Department of Orthopaedic Surgery, Icahn School of Medicine at Mount Sinai, 5 East 98th Street, New York City, NY, USA.
Department of Orthopedic Surgery, Washington University Orthopedics, 660 Euclid Avenue, St. Louis, MO, USA.
Spine J. 2018 Jan;18(1):63-71. doi: 10.1016/j.spinee.2017.06.036. Epub 2017 Jun 30.
Anterior cervical discectomy and fusion (ACDF) and cervical disc replacement (CDR) are both acceptable surgical options for the treatment of cervical myelopathy and radiculopathy. To date, there are limited economic analyses assessing the relative cost-effectiveness of two-level ACDF versus CDR.
The purpose of this study was to determine the 5-year cost-effectiveness of two-level ACDF versus CDR.
The study design is a secondary analysis of prospectively collected data.
Patients in the Prestige cervical disc investigational device exemption (IDE) study who underwent either a two-level CDR or a two-level ACDF were included in the study.
The outcome measures were cost and quality-adjusted life years (QALYs).
A Markov state-transition model was used to evaluate data from the two-level Prestige cervical disc IDE study. Data from the 36-item Short Form Health Survey were converted into utilities using the short form (SF)-6D algorithm. Costs were calculated from the payer perspective. QALYs were used to represent effectiveness. A probabilistic sensitivity analysis (PSA) was performed using a Monte Carlo simulation.

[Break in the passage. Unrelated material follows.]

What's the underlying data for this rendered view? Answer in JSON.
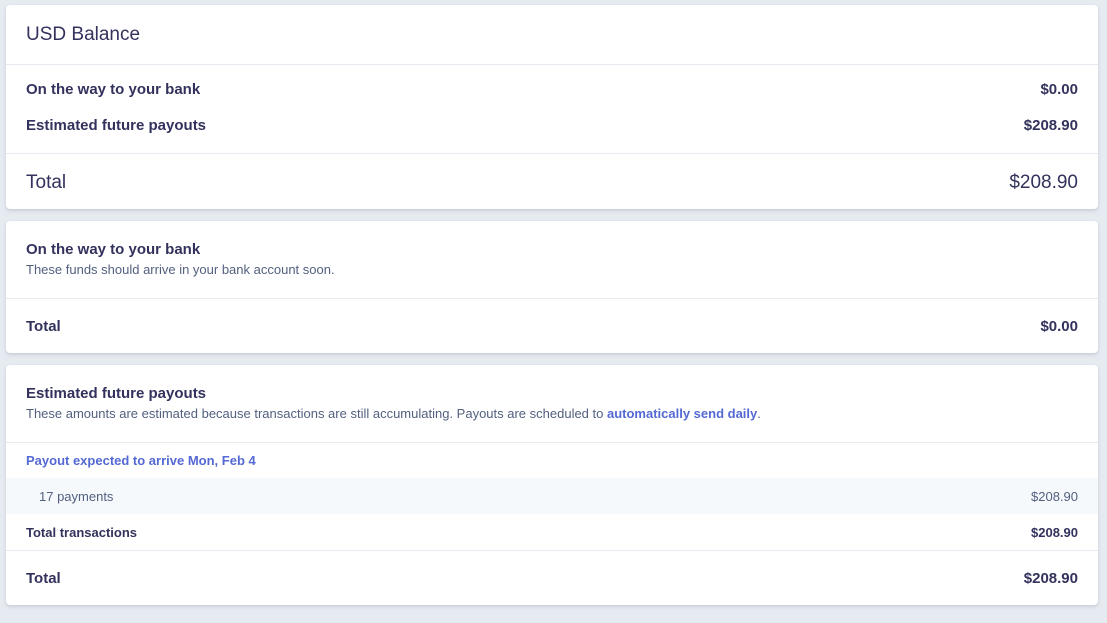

The base-case analysis, assuming a 40-year-old person who failed appropriate conservative care, generated a 5-year cost of $130,417 for CDR and $116,717 for ACDF. Cervical disc replacement and ACDF generated 3.45 and 3.23 QALYs, respectively. The incremental cost-effectiveness ratio (ICER) was calculated to be $62,337/QALY for CDR. The Monte Carlo simulation validated the base-case scenario. Cervical disc replacement had an average cost of $130,445 (confidence interval [CI]: $108,395-$152,761) with an average effectiveness of 3.46 (CI: 3.05-3.83). Anterior cervical discectomy and fusion had an average cost of $116,595 (CI: $95,439-$137,937) and an average effectiveness of 3.23 (CI: 2.84-3.59). The ICER was calculated at $62,133/QALY with respect to CDR. Using a $100,000/QALY willingness to pay (WTP), CDR is the more cost-effective strategy and would be selected 61.5% of the time by the simulation.
Two-level CDR and ACDF are both cost-effective strategies at 5 years. Neither strategy was found to be more cost-effective with an ICER greater than the $50,000/QALY WTP threshold. The assumptions used in the analysis were strongly validated with the results of the PSA.
颈椎前路椎间盘切除融合术(ACDF)和颈椎间盘置换术(CDR)都是治疗颈椎病和神经根病的可接受的手术选择。迄今为止,评估两种两水平 ACDF 与 CDR 的相对成本效益的经济分析有限。
本研究旨在确定两水平 ACDF 与 CDR 的 5 年成本效益。
研究设计是前瞻性收集数据的二次分析。
在 Prestige 颈椎间盘研究器械豁免(IDE)研究中接受两水平 CDR 或两水平 ACDF 的患者均纳入研究。
结果测量是成本和质量调整生命年(QALYs)。
使用马尔可夫状态转移模型评估来自两水平 Prestige 颈椎间盘 IDE 研究的数据。使用简短形式(SF)-6D 算法将 36 项简短健康调查的结果转换为效用。从付款人角度计算成本。使用 QALYs 来代表有效性。使用蒙特卡罗模拟进行概率敏感性分析(PSA)。
基于假设一个 40 岁的人未通过适当的保守治疗而失败的情况,5 年的 CDR 成本为 130,417 美元,ACDF 成本为 116,717 美元。颈椎间盘置换术和 ACDF 分别产生 3.45 和 3.23 个 QALYs。CDR 的增量成本效益比(ICER)计算为 62,337 美元/QALY。蒙特卡罗模拟验证了基本情况。颈椎间盘置换术的平均成本为 130,445 美元(置信区间 [CI]:108,395-152,761),平均效果为 3.46(CI:3.05-3.83)。颈椎前路椎间盘切除术和融合术的平均成本为 116,595 美元(CI:95,439-137,937),平均效果为 3.23(CI:2.84-3.59)。ICER 计算为 62,133 美元/QALY,相对于 CDR。使用 100,000 美元/QALY 的支付意愿(WTP),CDR 是更具成本效益的策略,模拟中会有 61.5%的时间选择。
两水平 CDR 和 ACDF 在 5 年内都是具有成本效益的策略。两种策略的增量成本效益比均未超过 50,000 美元/QALY 的 WTP 阈值,因此均未发现更具成本效益。分析中使用的假设通过 PSA 的结果得到了有力验证。